There are several limitations of this study. This was a non-random sample, and therefore, selection bias may have been introduced as the treating physician recruited the patients. Potentially, patients who the physician deemed less likely to understand the instructions may have been overlooked. In addition, the Hawthorne effect may have been a factor in this study, as both the patient and the physician were aware of the observers during the discharge instruction process. This may have led to a more complete set of instructions being given; however, it is also possible that it may have led to excessive instructions that could have overwhelmed patients and made it harder to recall the pertinent details. Additionally, medical students observed and recorded the discharge instructions and were not qualified to provide feedback to the treating physician. We also had a small sample size, and the study was conducted at a single urban tertiary care center, which may limit generalizability. Some groups of patients, for example, those that did not complete high school, were represented in small numbers, and therefore, conclusions related to this population should be cautiously drawn. The survey was administered immediately after the instructions were given, and it is unclear if immediate recall is correlated to long-term understanding of instructions when the patient arrives at home. Instructions may also have been given during the initial history and physical exam and may not have been repeated at the time of discharge, which would be interpreted as a failure to provide complete instructions in this study. Finally, we did not assess the quality of the discharge instructions themselves.

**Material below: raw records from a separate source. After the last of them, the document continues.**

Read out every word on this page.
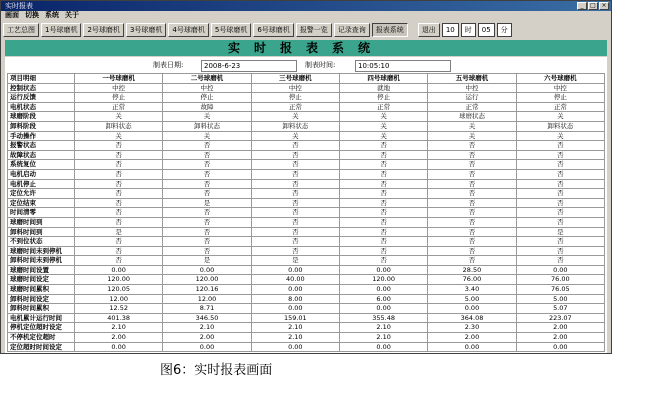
实时报表	_	□ ×
画面 切换 系统 关于
工艺总图	1号球磨机	2号球磨机	3号球磨机	4号球磨机	5号球磨机	6号球磨机	报警一览	记录查询	报表系统	退出	10	时	05	分
实时报表系统
制表日期:	2008-6-23	制表时间:	10:05:10
项目明细	一号球磨机	二号球磨机	三号球磨机	四号球磨机	五号球磨机	六号球磨机
控制状态	中控	中控	中控	就地	中控	中控
运行反馈	停止	停止	停止	停止	运行	停止
电机状态	正常	故障	正常	正常	正常	正常
球磨阶段	关	关	关	关	球磨状态	关
卸料阶段	卸料状态	卸料状态	卸料状态	关	关	卸料状态
手动操作	关	关	关	关	关	关
报警状态	否	否	否	否	否	否
故障状态	否	否	否	否	否	否
系统复位	否	否	否	否	否	否
电机启动	否	否	否	否	否	否
电机停止	否	否	否	否	否	否
定位允许	否	否	否	否	否	否
定位结束	否	是	否	否	否	否
时间清零	否	否	否	否	否	否
球磨时间到	否	否	否	否	否	否
卸料时间到	是	否	否	否	否	是
不到位状态	否	否	否	否	否	否
球磨时间未到停机	否	否	否	否	否	否
卸料时间未到停机	否	是	是	否	否	否
球磨时间设置	0.00	0.00	0.00	0.00	28.50	0.00
球磨时间设定	120.00	120.00	40.00	120.00	76.00	76.00
球磨时间累积	120.05	120.16	0.00	0.00	3.40	76.05
卸料时间设定	12.00	12.00	8.00	6.00	5.00	5.00
卸料时间累积	12.52	8.71	0.00	0.00	0.00	5.07
电机累计运行时间	401.38	346.50	159.01	355.48	364.08	223.07
停机定位超时设定	2.10	2.10	2.10	2.10	2.30	2.00
不停机定位超时	2.00	2.00	2.10	2.10	2.00	2.00
定位超时时间设定	0.00	0.00	0.00	0.00	0.00	0.00
图6：实时报表画面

Clinical and research implications

Our data demonstrate that a significant number of patients have no or poor understanding of their discharge instructions, and many patients fail to receive complete discharge instructions. We identified a group of patients that are at high risk for not understanding discharge instructions, including low income patients and those who did not complete high school. Further research will be needed to find the best way to identify these patients in real time at the bedside. In a busy emergency department, however, these results may prompt clinicians to take extra time with patients from lower socioeconomic backgrounds to ensure that they have understood their instructions. Our study suggests that lower income patients may have a different preference for resources for aiding understanding of discharge instructions, and further research is needed to confirm these findings, explore the reasons behind their preferences, and determine whether interventions addressing these needs mitigate the difference in understanding between low- and high-income patients.

Conclusions

This observational study confirmed previous research that patient understanding of discharge instructions in the ED is poor. In addition, lower income patients and those who have not completed high school are at a higher risk of failing to understanding discharge instructions. Our data suggest that patients of different socioeconomic backgrounds may have different preferences for resources to aid their understanding. Clinicians should be aware of this potential difference and consider a follow-up phone call to low-income patients and those who have not completed high school, in order to ensure that they have understood their instructions. As we continue to explore potential solutions to aid patient understanding, especially technologically focused ones, we should be cognizant that they may not aid the patients who are at the highest risk of failing to understand their instructions.